[Telecentres] Basic Telecentre Items/ICT Definition

Gáspár Mátyás gaspar.matyas at axelero.hu
Mon Oct 4 09:49:01 BST 2004


Dear All
 
Talking about what the telecentre is, in Hungary, on local level we are
looking at telecottages as a community - mainly civic (NGO) -
controlled, public-private partnership based (contracts between NGO,
local government and local business org/person) service organisation
providing IT and organisational/management "intelligence" to all
individuals, groups, organisations. All telecottages are independent
legal entities, the more developed now started providing affordable
wi-fi based, broadband Internet service. 
 
On regional and country level, we understand telecottages as local
community embedded general access points to all kind of network
services, govenmental, business and also civic. The telecottage network
is organised and served by a nation-wide NGO (Hungarian Telecottage
Association - HTA - protecting the interest of telecottages), a public
benefit company (100 % owned by the HTA, mananging all non-profit
activities of the telecottage network, like grant programmes,
governmental and international projects, cooperations), contracted
business consortia (providing business network services).
 
Matyas Gaspar
 
 
-----Original Message-----
From: telecentres-bounces at wsis-cs.org
[mailto:telecentres-bounces at wsis-cs.org] On Behalf Of David Leeming
PFnet
Sent: Monday, October 04, 2004 6:39 AM
To: telecentres at wsis-cs.org
Subject: Re: [Telecentres] Basic Telecentre Items/ICT Definition
 
Then perhaps a definition of a Telecentre needs to map out the functions
these human resources perform. There are also functions that are
required for useful information exchange to take place, that may not be
strictly associated with the telecentre. These include awareness
raising, training, mobilisation of the stakeholders all along the
information "chain" including the "knowledge centres" (in a country like
ours, CRM is not widely practiced....the central institutions are often
the worst at communication). ICT strategy building is important, too. In
fact it is difficult to see where to demarkate a telecentre, looking at
it from the "information flow" point of view.
 
As a simple example, to allow rural people to obtain legal advice by
email, it was not as simple and notifying them of the (say) Public
Solicitor's email address. We had to train (remotely) the rural ICT
operators to publicise it and raise awareness, hold meetings with the
Public Solicitor and other stakeholders and discuss the procedures
required and other practicalities, and above all get everyone on board.
(now it works marvellously).
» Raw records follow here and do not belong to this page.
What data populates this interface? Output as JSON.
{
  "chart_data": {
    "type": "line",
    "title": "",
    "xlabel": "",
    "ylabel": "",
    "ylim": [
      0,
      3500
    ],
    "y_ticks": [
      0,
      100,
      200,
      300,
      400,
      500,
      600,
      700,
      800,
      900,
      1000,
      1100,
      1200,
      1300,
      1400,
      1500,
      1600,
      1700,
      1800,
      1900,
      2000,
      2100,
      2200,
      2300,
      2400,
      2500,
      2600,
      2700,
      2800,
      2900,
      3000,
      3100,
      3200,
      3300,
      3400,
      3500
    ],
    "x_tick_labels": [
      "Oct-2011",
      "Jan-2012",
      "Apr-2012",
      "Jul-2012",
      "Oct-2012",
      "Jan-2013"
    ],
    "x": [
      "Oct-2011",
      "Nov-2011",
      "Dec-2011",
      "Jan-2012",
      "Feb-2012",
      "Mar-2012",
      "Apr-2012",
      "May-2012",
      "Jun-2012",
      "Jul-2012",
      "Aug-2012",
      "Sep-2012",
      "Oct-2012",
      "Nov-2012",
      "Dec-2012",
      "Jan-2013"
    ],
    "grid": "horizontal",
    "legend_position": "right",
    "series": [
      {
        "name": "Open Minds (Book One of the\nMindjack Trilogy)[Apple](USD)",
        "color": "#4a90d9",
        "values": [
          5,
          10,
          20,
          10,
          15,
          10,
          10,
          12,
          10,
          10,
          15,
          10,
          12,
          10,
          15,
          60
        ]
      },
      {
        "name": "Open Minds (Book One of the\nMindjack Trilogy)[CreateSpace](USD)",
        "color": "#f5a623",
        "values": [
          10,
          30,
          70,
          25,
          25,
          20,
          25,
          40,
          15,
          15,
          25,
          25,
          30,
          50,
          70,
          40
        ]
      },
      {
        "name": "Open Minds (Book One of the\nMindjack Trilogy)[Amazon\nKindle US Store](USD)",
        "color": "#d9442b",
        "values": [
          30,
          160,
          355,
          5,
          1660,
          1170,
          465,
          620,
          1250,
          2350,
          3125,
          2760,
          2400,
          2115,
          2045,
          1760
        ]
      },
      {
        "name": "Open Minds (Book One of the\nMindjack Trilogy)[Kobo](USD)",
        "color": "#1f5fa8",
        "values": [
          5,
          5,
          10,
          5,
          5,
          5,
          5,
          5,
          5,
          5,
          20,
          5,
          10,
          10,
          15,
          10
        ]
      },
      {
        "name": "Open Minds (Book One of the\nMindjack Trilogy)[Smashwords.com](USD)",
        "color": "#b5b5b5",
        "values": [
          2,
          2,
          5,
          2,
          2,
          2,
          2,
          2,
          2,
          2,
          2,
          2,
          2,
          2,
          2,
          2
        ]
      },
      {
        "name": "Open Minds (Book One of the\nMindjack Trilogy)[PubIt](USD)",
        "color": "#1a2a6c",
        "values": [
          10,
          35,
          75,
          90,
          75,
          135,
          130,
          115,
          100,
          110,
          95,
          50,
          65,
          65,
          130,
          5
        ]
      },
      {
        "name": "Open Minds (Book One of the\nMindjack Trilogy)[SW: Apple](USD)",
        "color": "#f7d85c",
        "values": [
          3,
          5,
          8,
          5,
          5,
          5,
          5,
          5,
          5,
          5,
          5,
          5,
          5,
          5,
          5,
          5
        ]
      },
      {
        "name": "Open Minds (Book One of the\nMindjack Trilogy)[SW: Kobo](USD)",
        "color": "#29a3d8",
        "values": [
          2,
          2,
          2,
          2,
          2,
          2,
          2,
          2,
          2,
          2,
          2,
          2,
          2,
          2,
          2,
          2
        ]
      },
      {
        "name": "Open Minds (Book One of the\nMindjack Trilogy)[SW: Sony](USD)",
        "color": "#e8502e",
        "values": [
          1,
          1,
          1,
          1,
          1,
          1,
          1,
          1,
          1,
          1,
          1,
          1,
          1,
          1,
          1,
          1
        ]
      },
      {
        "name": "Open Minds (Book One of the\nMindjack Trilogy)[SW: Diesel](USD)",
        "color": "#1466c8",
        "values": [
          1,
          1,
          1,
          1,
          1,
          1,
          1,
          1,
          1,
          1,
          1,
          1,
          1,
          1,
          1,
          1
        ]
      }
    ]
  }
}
Information doesn't just flow - it needs to
be driven by the knowledge owners as much as their "customers" or
"clients". 
 
I suppose we are getting into a defination of "content" as well as
"function".
 
David
 
 
 ----- Original Message ----- 
From: Elizabeth Carll, PhD <mailto:ecarll at optonline.net>  
To: David <mailto:leeming at pipolfastaem.gov.sb>  Leeming PFnet ;
telecentres at wsis-cs.org 
Sent: Monday, October 04, 2004 12:48 PM
Subject: RE: [Telecentres] Basic Telecentre Items/ICT Definition
 
David,
 
Thanks for the clarification.  I always thought that such staff support
would be available at all telecentres and considered that to be in the
category of human resources.  It is always interesting to hear how
others view and designate telecentre support activities.
 
Elizabeth
-----Original Message-----
From: telecentres-bounces at wsis-cs.org
[mailto:telecentres-bounces at wsis-cs.org]On Behalf Of David Leeming PFnet
Sent: Sunday, October 03, 2004 8:36 PM
To: telecentres at wsis-cs.org
Subject: [Telecentres] Basic Telecentre Items/ICT Definition
Elizabeth et al.
 
Well, how about living ones - human intermediaries. Community
intermediaries to help people understand their needs, to interpret and
respond to incoming information, for consultative processes, to learn
how to filter information appropriately. Technical intermediaries
(commonly known as "assistants" or "operators") to help people use the
ICTs, when there are no existing skills, and to train them as the demand
and awareness grows. The community driven ethic is extremely important,
these are facilitators only.
 
David
 
David,
 
Excellent point, as ICTs are certainly only a means to the end product
of learning and participating.  To what other appropriate tools are you
referring, in addition to ICTs?
 
Elizabeth
-----Original Message-----
From: telecentres-bounces at wsis-cs.org
[mailto:telecentres-bounces at wsis-cs.org]On Behalf Of David Leeming PFnet
Sent: Sunday, October 03, 2004 7:04 PM
To: telecentres at wsis-cs.org
Subject: Re: [Telecentres] Basic Telecentre Items/ICT Definition
Hi,
 
If we're talking about the Information Society then we should
concentrate on the information activities and not the techology. A
telecentre may be simply described as a place where people can
participate (and learn to participate) in the wider emerging information
society, using appropriate tools including ICTs.